For project based businesses in the construction industry in particular, the problem of being over exposed on a project, or with a specific customer is very common.
Also common is payment disputes, customers going bust or exceptionally long lead times to bill settlement.
Whilst it easy to say have more customers or negotiate better terms at the outset, these types of relationships are often offered by the customer on a 'take it or leave it' basis.
For businesses that take on this type of risk with their eyes fully open and are aware of the risks they are taking, the risk can be managed.
Phased billing can be used to keep the cash flowing in and the contract can be structured to allow withdrawl of services if payment is not made on time.
However, if the main contractor goes bust (it happens - remember Carillion) your future may be in the lap of the gods.
Keeping the part of your business you are risking to no more than 20% to 25% (of your total turnover) should mean that the loss associated with a customer failing on you will be tough, but survivable.
Most people will recognise the problem with only having one customer. If the customer goes bust you go bust too - that is usually the case.
Yet it is surprising how many people build businesses on the back of a subcontract supplier relationship to a single customer.
The only good thing about this is the relationship is clear, the risk is exposed and a conscious decision has been made to accept the risk.
A less good situation is where the company has 10 customer say, but one of those customers is responsible for 80% of turnover. In this situation it can be easier to ignore the risk. When the fall comes it is more of a shock, but probably no less devastating than if the customer had been supplying 100% of the business. The result is the same - the business cannot survive the shock.
These relationships are relatively clear and as a rule of thumb it is wiser if a single customer does not contribute more than about 20% of business overall. For most solvent businesses, the loss of 20% of their custom would be a nasty shock, but survivable.
What is often less clear is where a business has many customers, but a single channel of getting to them.

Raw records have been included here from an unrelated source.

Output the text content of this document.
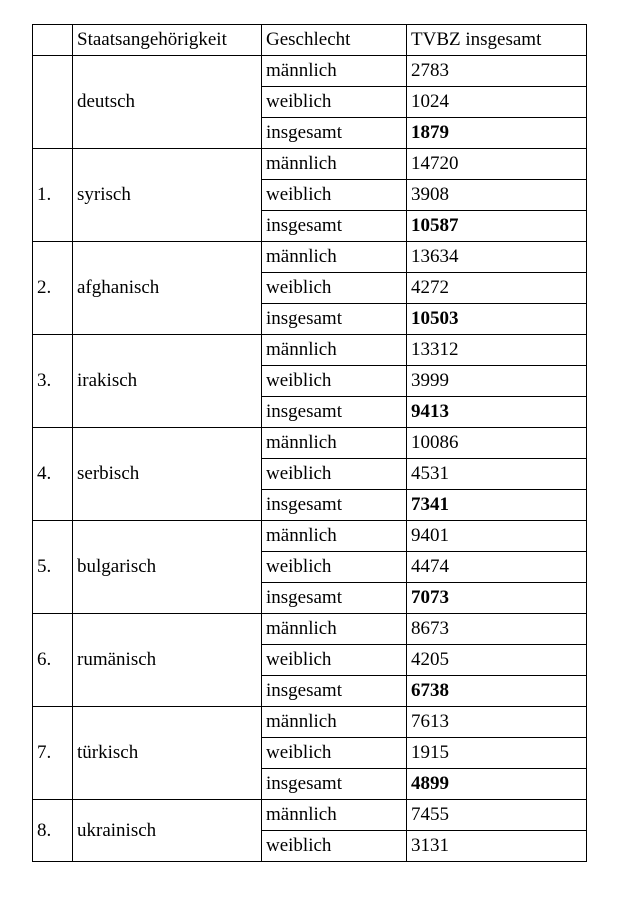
	Staatsangehörigkeit	Geschlecht	TVBZ insgesamt
	deutsch	männlich	2783
		weiblich	1024
		insgesamt	1879
1.	syrisch	männlich	14720
		weiblich	3908
		insgesamt	10587
2.	afghanisch	männlich	13634
		weiblich	4272
		insgesamt	10503
3.	irakisch	männlich	13312
		weiblich	3999
		insgesamt	9413
4.	serbisch	männlich	10086
		weiblich	4531
		insgesamt	7341
5.	bulgarisch	männlich	9401
		weiblich	4474
		insgesamt	7073
6.	rumänisch	männlich	8673
		weiblich	4205
		insgesamt	6738
7.	türkisch	männlich	7613
		weiblich	1915
		insgesamt	4899
8.	ukrainisch	männlich	7455
		weiblich	3131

So let's say you are selling online through Ebay. You have a good reputation and people regularly buy from you, or perhaps the reviews you are getting means an ever increasing chance of making a sale on a particular search. Then one day Ebay changes their rules, or you do something in error that breaches the Ebay terms and conditions and your account is suspended. The business is gone.
The channel was in fact the customer and you have lost it. The most risky set-up in this respect is selling on your own website and relying 100% on search queries on Google to be found. A change to the search rules has seen many well established businesses disappear from search results overnight.
So, a bit like dealing with customers, it makes sense to limit exposure to specific sales and marketing channels to no more than 20% to limit the impact a change of rules, or accidebtal rule infringement can make on the business.